Migration Home 2018 – Montgomery Bell State Park Tennessee

Montgomery Bell Map

Getting to Montgomery Bell State Park meant getting down off Fort Mountain and then taking the interstate to Nashville and then going west to Memphis for about 35 miles. We were subjected to more rain and talks about snow storms and noreasters on the radio. Coming down off Fort Mountain made me very glad we had not tried to come up from the west. It was lots of steep grades down in low gear and frequent hitting the brakes. The interstate going north west was the same as any other interstate and we pulled into our campground just in time for coffee. On an amusing note we also crossed the time zone from eastern to central and then everything switched to daylight savings. The net result was no change in time making for the easiest transition of a time zone and easiest spring forward I’ve had yet.


When we pulled into the campground the hosts were on duty and the very nice lady promised us the best spot in the campground on the creek. She wasn’t kidding! That particular spot was gorgeous. It was at the end of the row so we had no neighbour on the door side of our rig and a huge open space. Best of all was that our spot was ringed by a lovely babbling brook of the most perfect size. We were serenaded by gurgling water our entire stay. We had one unpleasant surprise. Our kitchen GFI plug had died. This meant we had to cook, run computer, heaters and everything else off one other circuit and we soon found ourselves juggling things to prevent the breaker from throwing. Another surprise was a nice surprise, the park had internet. It was slow and unsteady but it worked well enough that I could do a good check of weather, get caught up on news from home and get some email off. It was too cold to do much more.

The park was full of local people with lots of big dogs and Misty had several walks where she got petted and admired and got to sniff noses with friendly dogs. Misty is not a huge dog but she is bigger than most so she was thrilled to meet a huge black Great Dane. He was a nice friendly dog and well behaved and returned Misty’s bow and play when a dignified sniffing. Sunday morning the park pretty much emptied and we waited while the forecast zone for winter weather dropped further and further south until we were in the edge of it. We fell asleep to brook and rain sounds. We woke up to a centimetre of wet snow underlaid with a sheet of ice.

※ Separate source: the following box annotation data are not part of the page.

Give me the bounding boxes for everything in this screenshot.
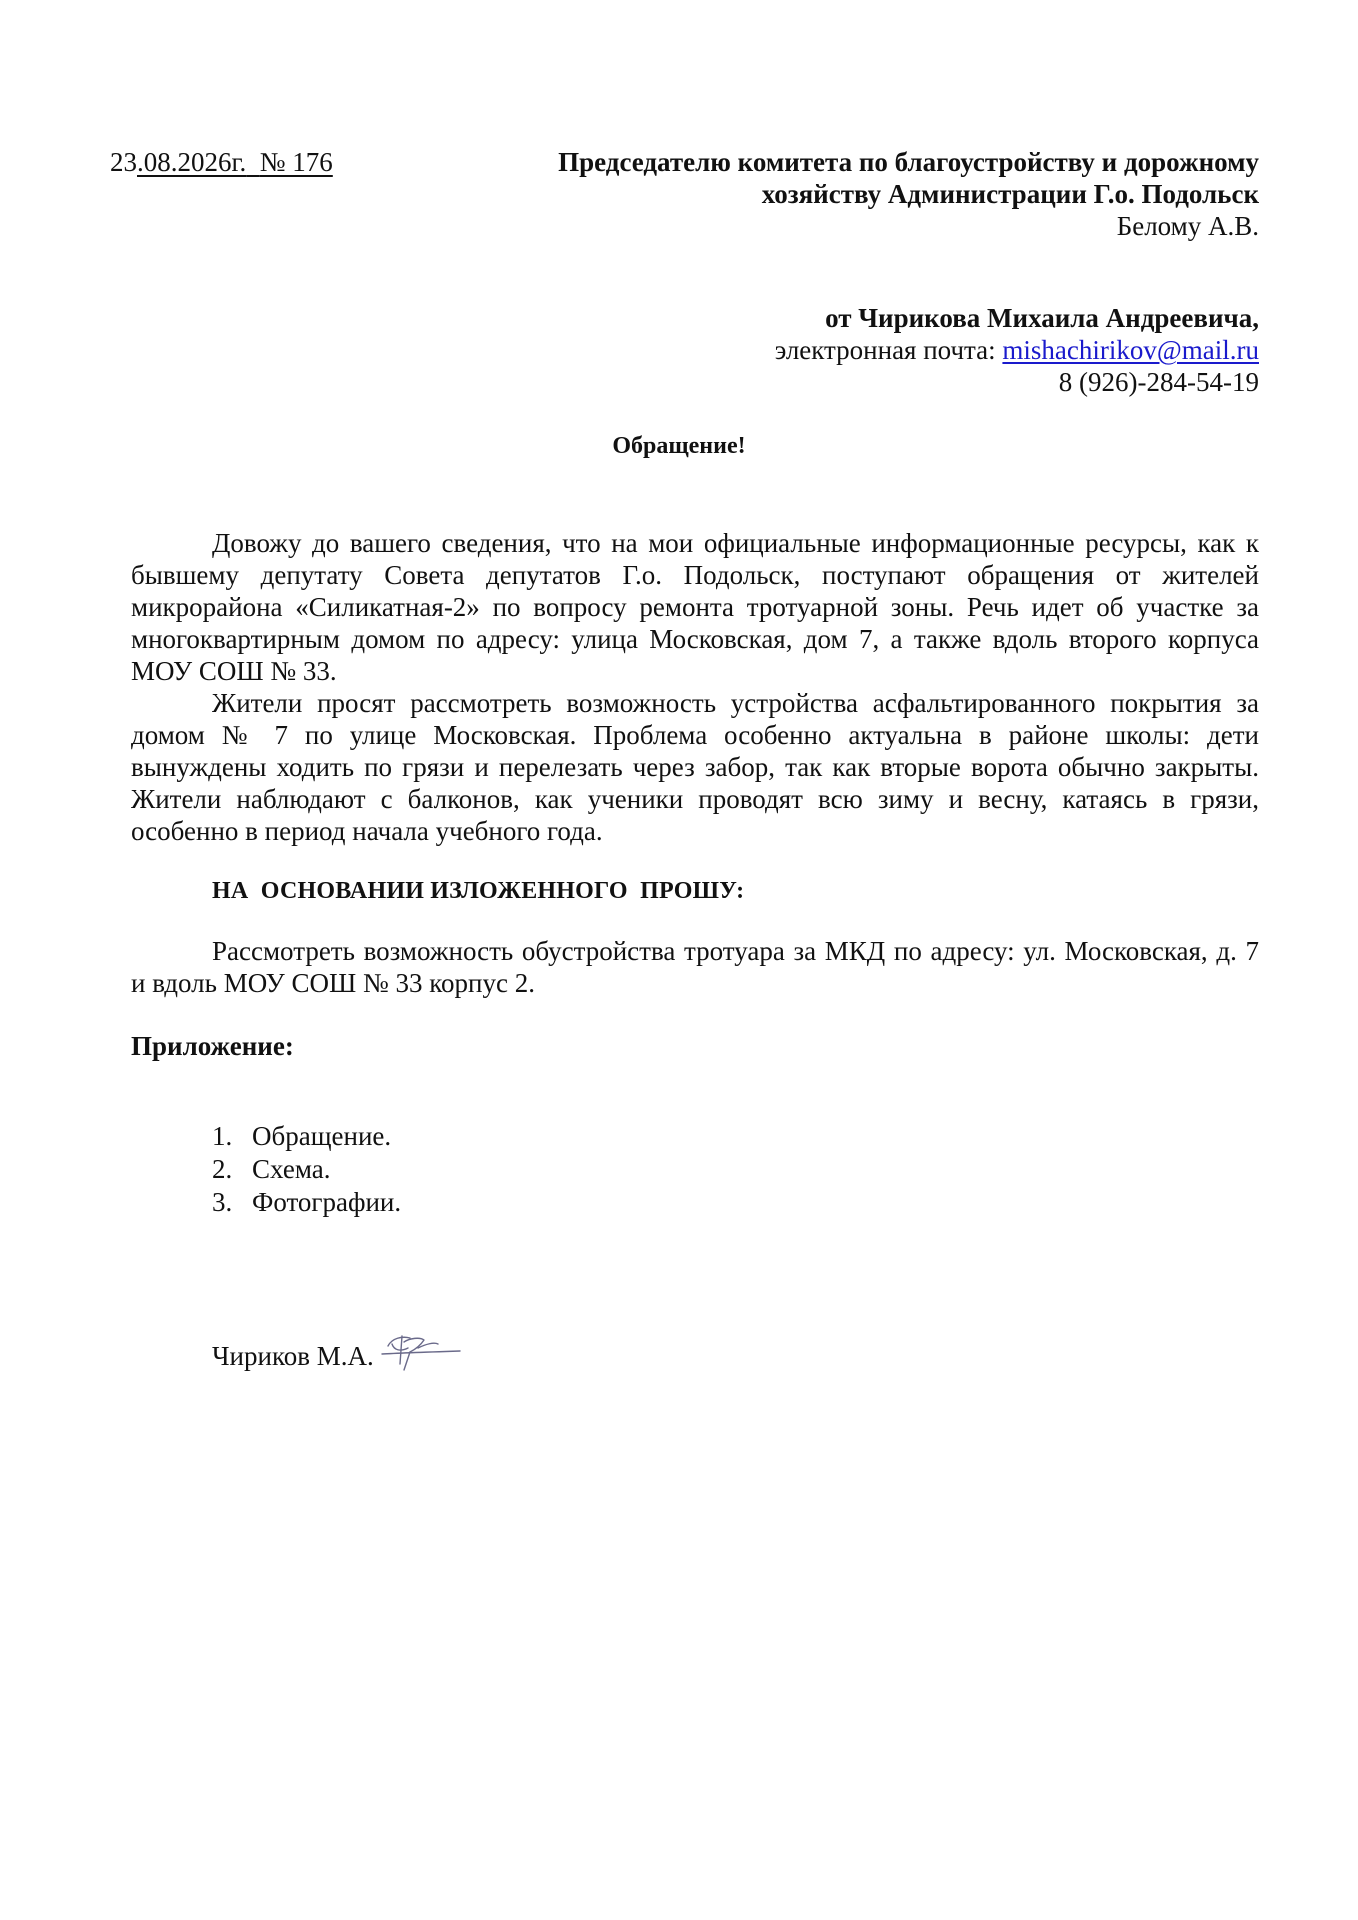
document-reference [110, 146, 333, 178]
list-item-label: Фотографии. [252, 1187, 402, 1217]
request-body [131, 935, 1259, 999]
email-link[interactable]: mishachirikov@mail.ru [1002, 335, 1259, 365]
date-rest: .08.2026г. [137, 147, 247, 177]
list-item [212, 1120, 401, 1153]
document-body [131, 527, 1259, 847]
list-item-label: Схема. [252, 1154, 331, 1184]
signatory-name: Чириков М.А. [212, 1341, 374, 1371]
sender-phone: 8 (926)-284-54-19 [1058, 367, 1259, 397]
signature-block [212, 1338, 462, 1374]
body-paragraph-2: Жители просят рассмотреть возможность устройства асфальтированного покрытия за домом № 7 по улице Московская. Проблема особенно актуальна в районе школы: дети вынуждены ходить по грязи и перелезать через забор, так как вторые ворота обычно закрыты. Жители наблюдают с балконов, как ученики проводят всю зиму и весну, катаясь в грязи, особенно в период начала учебного года. [131, 688, 1259, 846]
request-heading: НА ОСНОВАНИИ ИЗЛОЖЕННОГО ПРОШУ: [212, 878, 745, 904]
attachments-list [212, 1120, 401, 1219]
list-item-number: 3. [212, 1187, 233, 1217]
sender-email-line [359, 334, 1259, 366]
handwritten-signature-icon [380, 1324, 462, 1374]
email-label: электронная почта: [774, 335, 1003, 365]
body-paragraph-1: Довожу до вашего сведения, что на мои официальные информационные ресурсы, как к бывшему депутату Совета депутатов Г.о. Подольск, поступают обращения от жителей микрорайона «Силикатная-2» по вопросу ремонта тротуарной зоны. Речь идет об участке за многоквартирным домом по адресу: улица Московская, дом 7, а также вдоль второго корпуса МОУ СОШ № 33. [131, 528, 1259, 686]
sender-block [359, 302, 1259, 398]
list-item-label: Обращение. [252, 1121, 392, 1151]
list-item-number: 2. [212, 1154, 233, 1184]
recipient-position-line2: хозяйству Администрации Г.о. Подольск [761, 179, 1259, 209]
recipient-block [359, 146, 1259, 242]
sender-name: от Чирикова Михаила Андреевича, [825, 303, 1259, 333]
request-paragraph: Рассмотреть возможность обустройства тротуара за МКД по адресу: ул. Московская, д. 7 и вдоль МОУ СОШ № 33 корпус 2. [131, 936, 1259, 998]
recipient-name: Белому А.В. [1116, 211, 1259, 241]
recipient-position-line1: Председателю комитета по благоустройству и дорожному [558, 147, 1259, 177]
list-item [212, 1186, 401, 1219]
attachments-heading: Приложение: [131, 1031, 294, 1061]
list-item-number: 1. [212, 1121, 233, 1151]
list-item [212, 1153, 401, 1186]
date-prefix: 23 [110, 147, 137, 177]
document-number: № 176 [259, 147, 333, 177]
document-title: Обращение! [612, 433, 746, 459]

The roof doesn’t leak when it’s not raining but there’s nothing like a heavy rain to reveal problems. Before bed we had to contend with water leaking in the big window by our dining area. It tool some figuring but it was soon apparent we had some small holes in our awning, the calking on the window was cracked, and there was something in one gutter. The net effect was a leaking window. I put the awning out partway and then dried the area thoroughly with a towel. I put a strip of duct tape over the window to last until morning. The rest would have to wait. By the time we got up and had breakfast, the sun was shining and the snow was melting away. I was able to dry the area around the windframe and I dug out some calking and recalked it. One part of the leak repaired. We pulled out with water falling like a tap on full, dripping as went. We pulled into Walmart and got what we needed to repair the awning and purchased a new the plug for the kitchen. We were then off to our next destination, Reelfoot State Park in the far north western corner of Tennessee.